Dr. Legge adds, "The judgment concerning our philosopher contained in the above quotations will approve itself to every one who has carefully perused his Works."

Mencius' doctrines were truly Republican. "The people are the most important element in a nation, the sovereign the highest." "If the prince have great faults, they ought to remonstrate with him, and if he do not listen to them after they have done so again and again, they ought to dethrone him. The king on this looked moved, and changed countenance. Mencius said, 'Let not your Majesty be offended. You asked me, and I dare not answer but according to truth.'

The highest style of a prince centers in his personal virtues. Mencius says, "Let the prince be benevolent, and all his acts will be benevolent. Let the prince be righteous, and all his acts will be righteous. Let the prince be correct, and all his acts will be correct. Once rectify the prince, and the kingdom will be firmly settled."

The doctrine of "Concord," or Universal Love was early a subject of discussion. Mih, a contemporary of Mencius advocated it in the abstract, while Mencius, not in the proper sense denying it, held to strong and particular love as that of kindred and friends.

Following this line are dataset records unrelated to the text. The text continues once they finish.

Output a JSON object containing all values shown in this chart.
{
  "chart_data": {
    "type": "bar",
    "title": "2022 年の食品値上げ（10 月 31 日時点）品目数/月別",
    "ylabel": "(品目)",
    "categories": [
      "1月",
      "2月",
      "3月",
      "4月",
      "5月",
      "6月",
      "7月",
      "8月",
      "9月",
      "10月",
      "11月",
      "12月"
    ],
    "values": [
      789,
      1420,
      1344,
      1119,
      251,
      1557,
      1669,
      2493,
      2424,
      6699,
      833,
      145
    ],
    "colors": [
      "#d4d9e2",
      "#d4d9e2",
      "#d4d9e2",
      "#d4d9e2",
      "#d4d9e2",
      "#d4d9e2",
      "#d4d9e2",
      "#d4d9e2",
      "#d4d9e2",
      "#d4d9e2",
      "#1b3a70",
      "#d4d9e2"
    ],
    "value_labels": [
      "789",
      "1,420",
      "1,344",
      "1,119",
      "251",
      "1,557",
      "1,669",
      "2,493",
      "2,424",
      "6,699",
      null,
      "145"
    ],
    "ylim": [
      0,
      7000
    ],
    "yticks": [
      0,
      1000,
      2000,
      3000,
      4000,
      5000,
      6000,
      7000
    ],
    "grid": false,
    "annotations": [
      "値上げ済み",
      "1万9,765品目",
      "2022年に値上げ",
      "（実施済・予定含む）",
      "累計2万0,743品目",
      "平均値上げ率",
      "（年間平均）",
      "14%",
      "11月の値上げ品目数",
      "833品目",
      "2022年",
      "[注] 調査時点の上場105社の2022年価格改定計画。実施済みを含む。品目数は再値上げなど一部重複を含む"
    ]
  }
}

In China as elsewhere, the goodness and paternity of God has ever been held as indicating the divine will, that we should love one another; some, too. on the certain ground that it "worketh no ill;" others as a duty owed to Heaven, whose sovereign will is complete and perfect, and men are only complete and perfect as this will is done by them.

THE WORKS OF MENCIUS.

BOOK I.

KING HWUY LEANG. PART I.

CHAPTER I. 1. Mencius went to see king Hwuy of Leang.

2. The king said, "Venerable sir, since you have not counted it far to come here, a distance of a thousand le, may I presume that you are likewise provided with counsels to profit my kingdom?"

3. Mencius replied, "Why must your Majesty use that word 'profit?' What I am 'likewise' provided with, are counsels to benevolence and righteousness, and these are my only topics.

4. "If your Majesty say, 'What is to be done to profit my kingdom?' the great officers will say,' What is to be done to profit our families?' and the inferior officers and the common people will say, 'What is to be done to profit our persons?' Superiors and inferiors will try to snatch this profit the one from the other, and the kingdom will be endangered. In the kingdom of ten thousand chariots, the murderer of his sovereign shall be the chief of a family of a thousand chariots. In a kingdom of a thousand chariots, the murderer of his prince shall be the chief of a family of a hundred chariots. To have a thousand in ten thousand, and a hundred in a thousand, cannot be said not to be a large allotment, but if righteousness be put last, and profit be put first, they will not be satisfied without snatching all.

5. "There never has been a man trained to benevolence who neglected his parents. There never has been

a man trained to righteousness who made his sovereign an after consideration.

6. "Let your Majesty also say, 'Benevolence and righteousness, and these shall be the only themes.' Why must you use that word-profit ?""

II. 1. Mencius, another day, saw king Hwuy of Leang. The king went and stood with him by a pond, and, looking round at the large geese and deer, said, "Do wise and good princes also find pleasure in these things?"

2. Mencius replied, "Being wise and good, they have pleasure in these things. If they are not wise and good, though they have these things, they do not find pleasure.

3. "It is said in the Book of Poetry,

'He measured out and commenced his spirit-tower;
He measured it out and planned it.

The people addressed themselves to it,
And in less than a day completed it.

When he measured and began it, he said to them

-Be not so earnest:

But the multitudes came as if they had been his children.

The king was in his spirit-park;

The does reposed about,

The does so sleek and fat:

And the white birds shone glistening.

The king was by his spirit-pond;

How full was it of fishes leaping about!'

"King Wan used the strength of the people to make his tower and his pond, and yet the people rejoiced to do the work, calling the tower 'the spirit-tower,' calling the pond the spirit-pond,' and rejoicing that he had his large deer, his fishes, and turtles. The ancients caused the people to have pleasure as well as themselves, and therefore they could enjoy it.